I want a thing that stores sparse matrices over N computers and I can do math on those matrices.
My Dream API:
matrix = new(matrix_name, cols, rows)
matrix.put(col, row, value) # (or matrix.put_col(row, data) , matrix.put_row(col, data) )
value = matrix.get(col, row)
new_matrix = matrix.multiply(matrix_B)
new_matrix = matrix.invert(iterations=0)
[U, S, V] = matrix.svd(iterations=0)
… etc. Why not use MATLAB hurf durf, right. The trick: the backend has to be some distributed thingy that I can boot new machines to both support storage and compute at any time. The matrix I have in my tiny brain is about 100K cols x 1bn rows, with about 1% nonzeros. And that’s just one of them. That’s more data than can fit on a computer and more compute that can run on a computer.

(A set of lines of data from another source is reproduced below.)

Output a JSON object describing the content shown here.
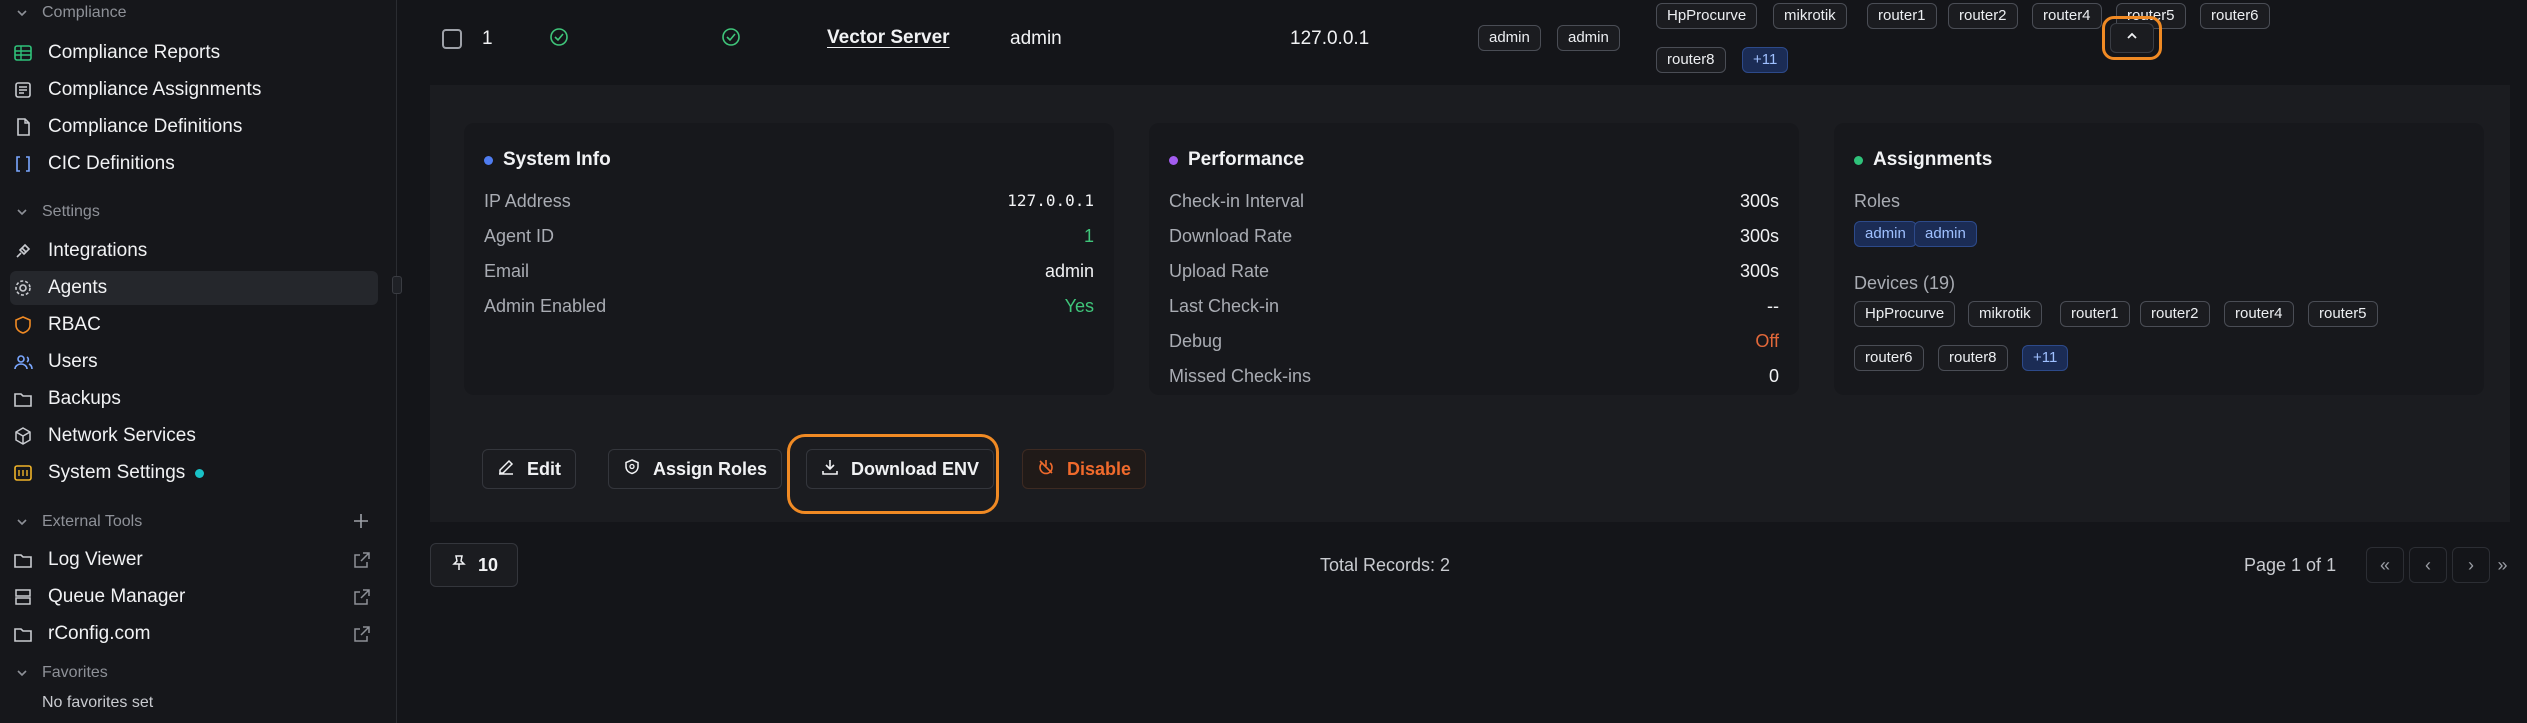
{
  "sidebar": {
    "compliance_header": "Compliance",
    "compliance_items": [
      {
        "label": "Compliance Reports",
        "icon": "table-grid-icon"
      },
      {
        "label": "Compliance Assignments",
        "icon": "assignment-icon"
      },
      {
        "label": "Compliance Definitions",
        "icon": "document-icon"
      },
      {
        "label": "CIC Definitions",
        "icon": "code-bracket-icon"
      }
    ],
    "settings_header": "Settings",
    "settings_items": [
      {
        "label": "Integrations",
        "icon": "plug-icon"
      },
      {
        "label": "Agents",
        "icon": "gear-icon"
      },
      {
        "label": "RBAC",
        "icon": "shield-icon"
      },
      {
        "label": "Users",
        "icon": "users-icon"
      },
      {
        "label": "Backups",
        "icon": "folder-icon"
      },
      {
        "label": "Network Services",
        "icon": "cube-icon"
      },
      {
        "label": "System Settings",
        "icon": "settings-panel-icon"
      }
    ],
    "external_header": "External Tools",
    "external_items": [
      {
        "label": "Log Viewer",
        "icon": "folder-icon"
      },
      {
        "label": "Queue Manager",
        "icon": "layers-icon"
      },
      {
        "label": "rConfig.com",
        "icon": "globe-icon"
      }
    ],
    "favorites_header": "Favorites",
    "favorites_empty": "No favorites set"
  },
  "row": {
    "index": "1",
    "name": "Vector Server",
    "email": "admin",
    "ip": "127.0.0.1",
    "roles": [
      "admin",
      "admin"
    ],
    "devices": [
      "HpProcurve",
      "mikrotik",
      "router1",
      "router2",
      "router4",
      "router5",
      "router6",
      "router8"
    ],
    "devices_more": "+11"
  },
  "system_info": {
    "title": "System Info",
    "dot_color": "#4f7cf0",
    "items": [
      {
        "k": "IP Address",
        "v": "127.0.0.1"
      },
      {
        "k": "Agent ID",
        "v": "1"
      },
      {
        "k": "Email",
        "v": "admin"
      },
      {
        "k": "Admin Enabled",
        "v": "Yes"
      }
    ]
  },
  "performance": {
    "title": "Performance",
    "dot_color": "#a35cf0",
    "items": [
      {
        "k": "Check-in Interval",
        "v": "300s"
      },
      {
        "k": "Download Rate",
        "v": "300s"
      },
      {
        "k": "Upload Rate",
        "v": "300s"
      },
      {
        "k": "Last Check-in",
        "v": "--"
      },
      {
        "k": "Debug",
        "v": "Off"
      },
      {
        "k": "Missed Check-ins",
        "v": "0"
      }
    ]
  },
  "assignments": {
    "title": "Assignments",
    "dot_color": "#2fc27a",
    "roles_label": "Roles",
    "roles": [
      "admin",
      "admin"
    ],
    "devices_label": "Devices (19)",
    "devices": [
      "HpProcurve",
      "mikrotik",
      "router1",
      "router2",
      "router4",
      "router5",
      "router6",
      "router8"
    ],
    "devices_more": "+11"
  },
  "actions": {
    "edit": "Edit",
    "assign_roles": "Assign Roles",
    "download_env": "Download ENV",
    "disable": "Disable"
  },
  "footer": {
    "per_page": "10",
    "total": "Total Records: 2",
    "page_info": "Page 1 of 1",
    "first": "«",
    "prev": "‹",
    "next": "›",
    "last": "»"
  },
  "colors": {
    "highlight": "#f08a24",
    "accent_teal": "#19c2c7",
    "success": "#3fc57a",
    "danger": "#f06a2c"
  }
}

I would think this is something the world has been furiously working on in the four years since I last logged out of a lamboot’d terminal at MIT. It was pretty bad back then, you had to have the right fortran compilers, you had to know what rcp did, set up your own NFS servers on firewire drives, get BLACS working before CBLAS before SCALAPACK etc etc. So when I fired up my searches this a.m. I was hoping to see a sea of rounded corners, drop shadows and product names with missing vowels all solving my problems. I was expecting Erlang implementations of Block Lanczos, maybe acts_as_golub. No dice.

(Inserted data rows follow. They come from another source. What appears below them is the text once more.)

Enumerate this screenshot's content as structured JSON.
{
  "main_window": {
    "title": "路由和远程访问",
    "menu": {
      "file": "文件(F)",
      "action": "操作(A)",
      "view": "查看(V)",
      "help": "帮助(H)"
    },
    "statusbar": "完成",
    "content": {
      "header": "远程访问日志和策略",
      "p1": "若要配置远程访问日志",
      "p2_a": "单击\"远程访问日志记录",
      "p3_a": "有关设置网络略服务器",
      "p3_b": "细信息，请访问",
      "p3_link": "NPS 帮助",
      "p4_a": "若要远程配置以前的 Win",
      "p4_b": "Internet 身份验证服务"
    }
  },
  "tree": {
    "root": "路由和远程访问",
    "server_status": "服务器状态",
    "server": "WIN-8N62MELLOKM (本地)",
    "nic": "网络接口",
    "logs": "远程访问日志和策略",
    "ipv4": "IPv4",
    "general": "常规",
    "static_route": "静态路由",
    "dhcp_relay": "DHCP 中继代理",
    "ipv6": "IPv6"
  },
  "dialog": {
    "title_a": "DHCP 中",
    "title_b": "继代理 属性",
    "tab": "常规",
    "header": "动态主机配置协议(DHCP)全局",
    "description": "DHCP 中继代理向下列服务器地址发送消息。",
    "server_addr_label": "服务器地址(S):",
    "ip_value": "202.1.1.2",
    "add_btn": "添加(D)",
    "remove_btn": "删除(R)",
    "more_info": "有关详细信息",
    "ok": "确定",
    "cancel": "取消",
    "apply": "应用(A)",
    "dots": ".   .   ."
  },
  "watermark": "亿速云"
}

My first stop was Hadoop, Doug Cutting’s post-Lucene MapReduce impl:
- Welcome to Hama project – not sure what’s up with this one, doesn’t seem to be much there but the guy (EDWARD YOON) seems to camp on every mailing list and answer every question about matrix storage / compute in hadoop with “HAMA will do this!” which isn’t very helpful when all it seems to have is a multiplier after two years. It does however have the adorable An meeting with Professor Choi J. , which tipped over the “OK this is not real” meter to red immediately.

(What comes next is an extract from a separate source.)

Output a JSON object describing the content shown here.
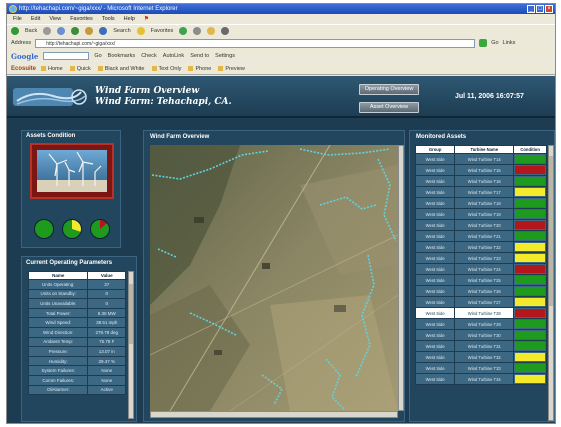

- MAHOUT-6 is a good read all about how the Mahout project (machine learning on top of Hadoop) is going to store matrices. They seem to have committed a sparse and dense implementation but there don’t seem to many compute tasks that are available on top of it. For example, the SVD MAHOUT-76 is non-parallel and not iterative.
Next I tenderly looked up my old friends that use MPI. These get at the compute part but not the storage part.
- ScaLAPACK is the tired and true player in the space. No real changes since last time. Note this requires an MPI install and configuration and a lot of very very fiddly library installation, especially if you are looking for anything that touches your actual CPU’s hardware instead of generic “486” compiles.
- PSPASES is a sparse SPD solver that uses MPI, could be very useful. A bit scared that their example platforms include the RS6000 and the Cray T3E.
- Parallel Linear Algebra Package (PLAPACK) uses MPI but is only for dense matrices
- The PETSc Scientific Computing Libraries looks great and there’s even a petsc4py , always a good sign.
- Relying on PETSc is the hopeful SLEPc – Scalable Library for Eigenvalue Problems , currently my front runner.
- Aztec- http://acts.nersc.gov/aztec/index.html might be the ticket for parallel iterative CG solving of Ax=b.
Non-parallel eigenvalue problem “solvers” include:
So it looks like I am going to end up using MPI. Everything serious relies on it. Now I’ve got to figure out how to manage this without having to deal with configuration cruft. AMZN EC2-to-MPI bridges include:
- elasticwulf – Google Code – I was able to get this running in no time, it seems great. Two default images (master & worker) and then some scripts to manage them. The images include MPI and set them up automatically. Very slick.
Now, what about storage? Could I really hack up SLEPc or SVDLIBC to use our DHT key-value store to get at matrix values? Is that insane? I have no interest in putting 8TB of data on a EBS and NFS exporting it for the rest of the cluster. And what, do I use an ASCII sparse matrix format?